Im Übrigen spricht sich die SPD tendenziell für eine CO2-Steuer auf Treibhausgase aus, während die CDU nationale Alleingänge für falsch hält. Bundesinnenminister Seehofer befürwortet eine steuerliche Absetzbarkeit der energetischen Gebäudesanierung als Beitrag zur CO2-Minderung und zur Erreichung der Klimaschutzziele 2030.

Anmerkung

Der DStGB hat das Thema Klimaschutzgesetz und Maßnahmenpakete für das im Juni anstehende Gespräch der kommunalen Spitzenverbände mit den Umweltministern/innen von Bund und Länder angemeldet. Nach DStGB-Auffassung wird eine Erreichung der Klimaschutzziele nur mit den Kommunen und der Bürgerschaft gelingen. Insoweit greift der gegenwärtige Entwurf des Klimaschutzgesetzes viel zu kurz. Entscheidend ist ein umfassenderer Ansatz.

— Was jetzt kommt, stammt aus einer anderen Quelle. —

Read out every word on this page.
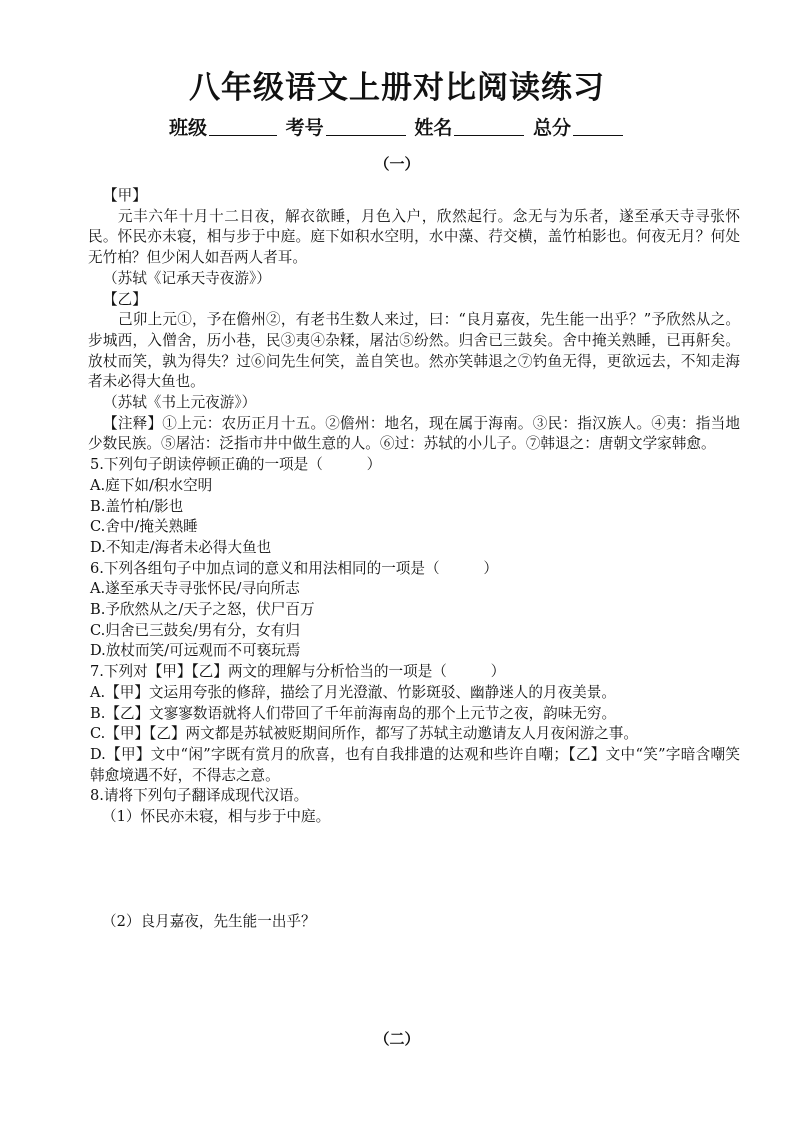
八年级语文上册对比阅读练习
班级	考号	姓名	总分
（一）

【甲】

元丰六年十月十二日夜，解衣欲睡，月色入户，欣然起行。念无与为乐者，遂至承天寺寻张怀民。怀民亦未寝，相与步于中庭。庭下如积水空明，水中藻、荇交横，盖竹柏影也。何夜无月？何处无竹柏？但少闲人如吾两人者耳。

（苏轼《记承天寺夜游》）

【乙】

己卯上元①，予在儋州②，有老书生数人来过，曰：“良月嘉夜，先生能一出乎？”予欣然从之。步城西，入僧舍，历小巷，民③夷④杂糅，屠沽⑤纷然。归舍已三鼓矣。舍中掩关熟睡，已再鼾矣。放杖而笑，孰为得失？过⑥问先生何笑，盖自笑也。然亦笑韩退之⑦钓鱼无得，更欲远去，不知走海者未必得大鱼也。

（苏轼《书上元夜游》）

【注释】①上元：农历正月十五。②儋州：地名，现在属于海南。③民：指汉族人。④夷：指当地少数民族。⑤屠沽：泛指市井中做生意的人。⑥过：苏轼的小儿子。⑦韩退之：唐朝文学家韩愈。

5.下列句子朗读停顿正确的一项是（　　　）

A.庭下如/积水空明

B.盖竹柏/影也

C.舍中/掩关熟睡

D.不知走/海者未必得大鱼也

6.下列各组句子中加点词的意义和用法相同的一项是（　　　）

A.遂至承天寺寻张怀民/寻向所志

B.予欣然从之/天子之怒，伏尸百万

C.归舍已三鼓矣/男有分，女有归

D.放杖而笑/可远观而不可亵玩焉

7.下列对【甲】【乙】两文的理解与分析恰当的一项是（　　　）

A.【甲】文运用夸张的修辞，描绘了月光澄澈、竹影斑驳、幽静迷人的月夜美景。

B.【乙】文寥寥数语就将人们带回了千年前海南岛的那个上元节之夜，韵味无穷。

C.【甲】【乙】两文都是苏轼被贬期间所作，都写了苏轼主动邀请友人月夜闲游之事。

D.【甲】文中“闲”字既有赏月的欣喜，也有自我排遣的达观和些许自嘲；【乙】文中“笑”字暗含嘲笑韩愈境遇不好，不得志之意。

8.请将下列句子翻译成现代汉语。

（1）怀民亦未寝，相与步于中庭。

（2）良月嘉夜，先生能一出乎？

（二）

Dieser beinhaltet sowohl eine nachhaltige Verkehrswende und einen umfassenden Ausbau des ÖPNV sowie der Rad- und Fußwege als auch eine stärkere Förderung kommunaler Klimaschutzaktivitäten. Nötig sind aber auch eine Bewusstseins- und Verhaltensänderung der Bürger und damit von uns allen. Auch erfordern erfolgversprechende Maßnahmen zum Klimaschutz die Akzeptanz aller Akteure.

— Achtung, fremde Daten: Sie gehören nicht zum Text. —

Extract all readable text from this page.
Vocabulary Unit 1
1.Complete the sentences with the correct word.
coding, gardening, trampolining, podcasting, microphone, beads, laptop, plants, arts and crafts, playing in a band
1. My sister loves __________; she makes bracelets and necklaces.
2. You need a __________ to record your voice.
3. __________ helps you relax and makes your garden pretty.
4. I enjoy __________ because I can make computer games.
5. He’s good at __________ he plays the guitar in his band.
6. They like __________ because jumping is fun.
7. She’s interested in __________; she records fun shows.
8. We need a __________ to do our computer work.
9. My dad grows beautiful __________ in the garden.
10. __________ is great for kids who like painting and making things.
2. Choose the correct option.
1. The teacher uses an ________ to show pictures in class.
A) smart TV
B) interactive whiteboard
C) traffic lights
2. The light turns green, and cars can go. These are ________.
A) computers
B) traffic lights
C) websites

Dies bedingt die soziale Verträglichkeit der Klimaschutzmaßnahmen, aber auch die Schaffung wirtschaftlicher Perspektiven für Betroffene, etwa in den von der Schließung betroffenen Kohleregionen. Der DStGB fordert daher einen umfassenden „Masterplan Klimaschutz“, der alle Aspekte einbezieht.